In a new study, people who used antibacterial soaps and cleansers developed cough, runny nose, sore throat, fever, vomiting, diarrhea and other symptoms just as often as people who used products that did not contain antibacterial ingredients.
I wonder why!
Since most common infections, including colds and flu, are caused by viruses, the lack of an effect on symptoms "is not surprising," according to study author Dr. Elaine L. Larson at the Columbia University School of Nursing in New York.
With ground-breaking studies like this, it can only be a matter of time before we learn that stepping on a crack will not, in fact, break your mother's back, and that putting it half-way in, boys and girls, can still get you pregnant.
Blog, Blog on the Range
The Front Range that is.
Walter's got the Rocky Mountain Blog Roundup, errrr, rounded up, this week.
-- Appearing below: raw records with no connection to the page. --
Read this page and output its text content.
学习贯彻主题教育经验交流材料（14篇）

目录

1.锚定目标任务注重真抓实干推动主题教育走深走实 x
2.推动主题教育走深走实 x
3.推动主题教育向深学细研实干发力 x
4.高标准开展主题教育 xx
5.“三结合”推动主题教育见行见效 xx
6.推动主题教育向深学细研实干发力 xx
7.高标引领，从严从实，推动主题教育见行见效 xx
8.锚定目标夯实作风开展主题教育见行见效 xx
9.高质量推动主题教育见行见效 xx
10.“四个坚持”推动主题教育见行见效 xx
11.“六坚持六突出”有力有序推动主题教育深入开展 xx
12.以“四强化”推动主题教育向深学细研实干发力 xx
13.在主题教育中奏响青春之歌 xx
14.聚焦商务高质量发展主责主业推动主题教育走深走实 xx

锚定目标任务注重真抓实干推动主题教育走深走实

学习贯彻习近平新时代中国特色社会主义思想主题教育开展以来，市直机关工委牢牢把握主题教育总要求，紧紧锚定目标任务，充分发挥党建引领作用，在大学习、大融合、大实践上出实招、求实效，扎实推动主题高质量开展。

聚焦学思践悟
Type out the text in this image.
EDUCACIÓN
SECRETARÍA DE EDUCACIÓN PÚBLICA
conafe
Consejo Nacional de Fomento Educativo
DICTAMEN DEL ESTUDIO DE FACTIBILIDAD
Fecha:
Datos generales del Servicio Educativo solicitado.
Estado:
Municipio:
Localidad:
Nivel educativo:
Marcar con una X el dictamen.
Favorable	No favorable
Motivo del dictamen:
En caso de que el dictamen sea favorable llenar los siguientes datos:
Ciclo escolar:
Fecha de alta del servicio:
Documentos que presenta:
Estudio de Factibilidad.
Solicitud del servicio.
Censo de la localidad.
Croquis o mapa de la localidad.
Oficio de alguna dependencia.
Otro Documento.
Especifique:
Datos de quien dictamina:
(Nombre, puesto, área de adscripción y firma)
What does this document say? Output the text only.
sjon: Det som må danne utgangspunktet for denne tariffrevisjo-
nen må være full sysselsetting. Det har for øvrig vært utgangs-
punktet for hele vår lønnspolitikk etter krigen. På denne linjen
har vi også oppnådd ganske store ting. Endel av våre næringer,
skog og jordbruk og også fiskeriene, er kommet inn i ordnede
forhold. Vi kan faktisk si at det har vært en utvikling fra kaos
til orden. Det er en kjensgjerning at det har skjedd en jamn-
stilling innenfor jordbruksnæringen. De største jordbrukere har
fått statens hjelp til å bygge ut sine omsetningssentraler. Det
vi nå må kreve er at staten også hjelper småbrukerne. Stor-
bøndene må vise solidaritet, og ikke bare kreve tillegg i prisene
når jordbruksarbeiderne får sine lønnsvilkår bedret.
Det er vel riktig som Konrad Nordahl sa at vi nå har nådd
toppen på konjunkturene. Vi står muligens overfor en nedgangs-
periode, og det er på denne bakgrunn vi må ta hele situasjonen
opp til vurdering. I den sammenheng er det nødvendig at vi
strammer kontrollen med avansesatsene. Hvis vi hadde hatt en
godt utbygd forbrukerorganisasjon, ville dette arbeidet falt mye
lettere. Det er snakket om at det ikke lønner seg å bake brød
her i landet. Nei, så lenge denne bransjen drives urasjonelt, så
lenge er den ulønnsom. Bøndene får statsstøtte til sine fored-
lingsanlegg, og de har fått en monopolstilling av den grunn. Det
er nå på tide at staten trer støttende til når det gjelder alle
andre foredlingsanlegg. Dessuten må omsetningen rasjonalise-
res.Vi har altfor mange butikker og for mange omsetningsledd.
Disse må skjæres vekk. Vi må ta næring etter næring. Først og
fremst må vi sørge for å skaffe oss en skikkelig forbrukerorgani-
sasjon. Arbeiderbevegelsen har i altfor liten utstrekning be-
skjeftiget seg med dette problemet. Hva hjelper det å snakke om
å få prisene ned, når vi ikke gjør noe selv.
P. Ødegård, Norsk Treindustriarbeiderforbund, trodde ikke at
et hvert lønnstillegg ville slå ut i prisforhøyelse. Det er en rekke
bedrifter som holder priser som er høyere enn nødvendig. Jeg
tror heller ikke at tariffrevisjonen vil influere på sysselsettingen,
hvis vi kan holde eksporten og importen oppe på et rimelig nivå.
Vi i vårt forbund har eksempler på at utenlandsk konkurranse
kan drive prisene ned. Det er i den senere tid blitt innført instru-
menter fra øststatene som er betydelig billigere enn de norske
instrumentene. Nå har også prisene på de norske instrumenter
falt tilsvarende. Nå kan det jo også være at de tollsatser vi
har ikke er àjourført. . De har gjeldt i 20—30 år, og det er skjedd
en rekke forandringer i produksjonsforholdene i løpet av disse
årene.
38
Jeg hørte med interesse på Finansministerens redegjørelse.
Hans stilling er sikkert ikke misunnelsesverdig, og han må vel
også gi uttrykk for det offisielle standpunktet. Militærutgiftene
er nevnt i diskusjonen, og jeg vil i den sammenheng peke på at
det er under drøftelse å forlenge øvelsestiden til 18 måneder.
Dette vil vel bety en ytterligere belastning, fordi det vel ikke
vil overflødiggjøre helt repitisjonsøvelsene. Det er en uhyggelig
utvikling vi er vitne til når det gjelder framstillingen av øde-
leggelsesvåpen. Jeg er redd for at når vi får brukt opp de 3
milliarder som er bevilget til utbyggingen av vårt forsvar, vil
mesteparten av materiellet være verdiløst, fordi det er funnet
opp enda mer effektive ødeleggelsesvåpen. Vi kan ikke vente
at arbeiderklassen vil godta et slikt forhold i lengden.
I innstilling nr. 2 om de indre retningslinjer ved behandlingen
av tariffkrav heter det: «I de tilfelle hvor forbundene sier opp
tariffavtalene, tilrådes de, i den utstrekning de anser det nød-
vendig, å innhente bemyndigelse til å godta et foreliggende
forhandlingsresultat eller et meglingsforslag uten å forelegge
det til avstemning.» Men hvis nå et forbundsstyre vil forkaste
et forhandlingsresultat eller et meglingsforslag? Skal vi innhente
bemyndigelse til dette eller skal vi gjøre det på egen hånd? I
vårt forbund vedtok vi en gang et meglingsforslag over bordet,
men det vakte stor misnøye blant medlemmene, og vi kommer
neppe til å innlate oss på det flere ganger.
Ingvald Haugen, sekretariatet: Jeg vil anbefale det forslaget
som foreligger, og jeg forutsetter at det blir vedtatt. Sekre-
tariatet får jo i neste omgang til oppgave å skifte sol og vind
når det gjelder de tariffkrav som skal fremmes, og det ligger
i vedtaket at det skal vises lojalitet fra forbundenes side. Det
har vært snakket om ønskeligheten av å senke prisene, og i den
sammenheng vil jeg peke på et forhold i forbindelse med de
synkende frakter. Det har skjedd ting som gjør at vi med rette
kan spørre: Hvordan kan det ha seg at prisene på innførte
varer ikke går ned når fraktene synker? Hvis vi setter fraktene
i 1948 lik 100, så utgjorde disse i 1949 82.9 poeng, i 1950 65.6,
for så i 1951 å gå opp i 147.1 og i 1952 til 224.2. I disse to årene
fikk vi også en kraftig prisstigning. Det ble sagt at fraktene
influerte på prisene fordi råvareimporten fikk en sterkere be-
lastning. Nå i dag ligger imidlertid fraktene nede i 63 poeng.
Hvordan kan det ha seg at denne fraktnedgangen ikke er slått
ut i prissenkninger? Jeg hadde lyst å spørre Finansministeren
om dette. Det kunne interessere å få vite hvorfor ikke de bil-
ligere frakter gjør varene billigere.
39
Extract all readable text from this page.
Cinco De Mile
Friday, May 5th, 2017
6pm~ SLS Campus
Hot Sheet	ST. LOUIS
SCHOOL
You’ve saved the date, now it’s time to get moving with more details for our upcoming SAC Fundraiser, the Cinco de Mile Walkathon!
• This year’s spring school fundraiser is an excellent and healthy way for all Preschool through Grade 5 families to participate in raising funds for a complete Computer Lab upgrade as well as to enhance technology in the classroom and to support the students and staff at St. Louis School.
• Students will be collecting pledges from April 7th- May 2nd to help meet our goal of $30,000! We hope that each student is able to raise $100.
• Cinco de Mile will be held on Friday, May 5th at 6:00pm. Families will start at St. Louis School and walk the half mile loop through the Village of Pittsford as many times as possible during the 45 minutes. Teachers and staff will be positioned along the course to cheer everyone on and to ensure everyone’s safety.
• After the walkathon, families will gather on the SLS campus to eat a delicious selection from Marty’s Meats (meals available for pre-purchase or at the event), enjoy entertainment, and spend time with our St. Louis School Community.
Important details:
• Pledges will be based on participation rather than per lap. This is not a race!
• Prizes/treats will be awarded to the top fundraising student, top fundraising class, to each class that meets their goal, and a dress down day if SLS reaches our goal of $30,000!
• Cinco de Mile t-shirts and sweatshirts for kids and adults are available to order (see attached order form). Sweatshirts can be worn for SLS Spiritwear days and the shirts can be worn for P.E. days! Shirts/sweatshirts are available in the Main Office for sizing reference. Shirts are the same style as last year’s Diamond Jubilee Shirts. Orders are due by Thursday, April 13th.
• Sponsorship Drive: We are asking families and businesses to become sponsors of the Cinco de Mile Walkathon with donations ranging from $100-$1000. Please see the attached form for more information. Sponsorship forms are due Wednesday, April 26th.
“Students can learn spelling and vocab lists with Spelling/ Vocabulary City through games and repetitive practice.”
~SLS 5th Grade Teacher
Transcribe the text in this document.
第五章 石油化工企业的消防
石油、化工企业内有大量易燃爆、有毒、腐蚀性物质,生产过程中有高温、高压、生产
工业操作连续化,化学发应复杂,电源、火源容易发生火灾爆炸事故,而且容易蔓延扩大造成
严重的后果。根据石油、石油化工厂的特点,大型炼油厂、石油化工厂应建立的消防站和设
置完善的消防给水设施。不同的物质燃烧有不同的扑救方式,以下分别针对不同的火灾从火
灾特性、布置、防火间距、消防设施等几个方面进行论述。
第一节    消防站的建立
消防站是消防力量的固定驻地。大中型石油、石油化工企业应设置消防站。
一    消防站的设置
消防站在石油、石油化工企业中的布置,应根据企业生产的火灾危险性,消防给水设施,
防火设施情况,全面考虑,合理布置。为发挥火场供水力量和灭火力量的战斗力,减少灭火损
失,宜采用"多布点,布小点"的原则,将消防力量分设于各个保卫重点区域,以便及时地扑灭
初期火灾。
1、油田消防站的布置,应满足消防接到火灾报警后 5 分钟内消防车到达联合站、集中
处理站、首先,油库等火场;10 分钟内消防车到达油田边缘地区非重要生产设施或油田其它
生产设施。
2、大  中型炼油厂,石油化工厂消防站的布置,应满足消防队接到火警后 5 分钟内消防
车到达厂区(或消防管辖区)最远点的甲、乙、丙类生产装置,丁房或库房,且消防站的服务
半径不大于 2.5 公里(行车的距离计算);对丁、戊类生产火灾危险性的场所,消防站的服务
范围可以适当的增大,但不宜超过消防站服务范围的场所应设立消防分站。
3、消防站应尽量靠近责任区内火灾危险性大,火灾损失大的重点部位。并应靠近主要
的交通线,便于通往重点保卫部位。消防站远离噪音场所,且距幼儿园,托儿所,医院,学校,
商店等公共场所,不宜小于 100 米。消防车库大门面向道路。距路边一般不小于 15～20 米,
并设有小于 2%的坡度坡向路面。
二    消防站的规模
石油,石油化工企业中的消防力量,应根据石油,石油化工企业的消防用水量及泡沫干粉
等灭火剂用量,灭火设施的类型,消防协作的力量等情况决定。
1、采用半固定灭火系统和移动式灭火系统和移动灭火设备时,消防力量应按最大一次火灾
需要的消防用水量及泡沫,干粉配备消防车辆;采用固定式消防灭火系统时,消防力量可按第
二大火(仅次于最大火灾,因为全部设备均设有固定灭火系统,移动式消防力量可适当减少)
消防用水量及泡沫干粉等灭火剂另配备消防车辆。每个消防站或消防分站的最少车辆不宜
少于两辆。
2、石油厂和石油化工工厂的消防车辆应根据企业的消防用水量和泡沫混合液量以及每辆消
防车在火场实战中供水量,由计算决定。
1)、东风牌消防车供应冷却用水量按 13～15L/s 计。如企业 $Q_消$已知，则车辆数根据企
Slap on your chaps, saddle up behind on your horse, and have a look.
Immaculate Heart of Glass of Mary
Remember that office building in Florida that had these amorphous, Rorshach blobs on them that many people thought were the spitting image of the Virgin Mary (and not, say, Jesus, a shepherd, or Joseph and his technicolor dreamcoat)?
Well, they're no more:
CLEARWATER, FL (AP) -- Office building windows that thousands of visitors believed bore the 60-foot tall image of the Virgin Mary were discovered broken Monday, police said.
The three top panes that showed what appeared to be the Virgin Mary's veiled head were destroyed, with just shards of glass remaining in the window frames.
While I firmly believe the perpetrators should be found, tried, and convicted of destruction of property, it also boggles my mind that I breathe the same air and call the same planet "home" as those who think a horrible affront to Yahweh has been committed.
Back in the days before videotape, photographic plates, and other convenient forms of evidence, God went all out with his mighty miracles - parting seas, feeding thousands with but a loaf of Wonder bread, fire and brimstone, rah rah rah!
Glass experts believe the image was created by a chemical reaction and corrosion of the metallic elements in the glass coating, but they could not explain why it took the shape it did.
It's not so much that the corrosion took any certain shape, but that the human brain is a pattern seeker - stare at the popcorn-imprints on a ceiling, the clouds in the sky, the holes in a cork board - oh my gosh, faces and bunnies and puppy dog tails!
Do believers honestly think that if the all-powerful, most-fabulous Creator of Everything (Yet Responsible for Nothing) - or even his mother (who he created, and then let give birth to him - no, no, don't try to figure it out) - anyway, do you think they'd go about such readily explainable phenomena as smeared glass?
If I'd spent years plopping down my 10% tithe for such a Vaudevillian god, I'd ask for a refund.
A crime was certainly committed, but not a crime against anyone's god.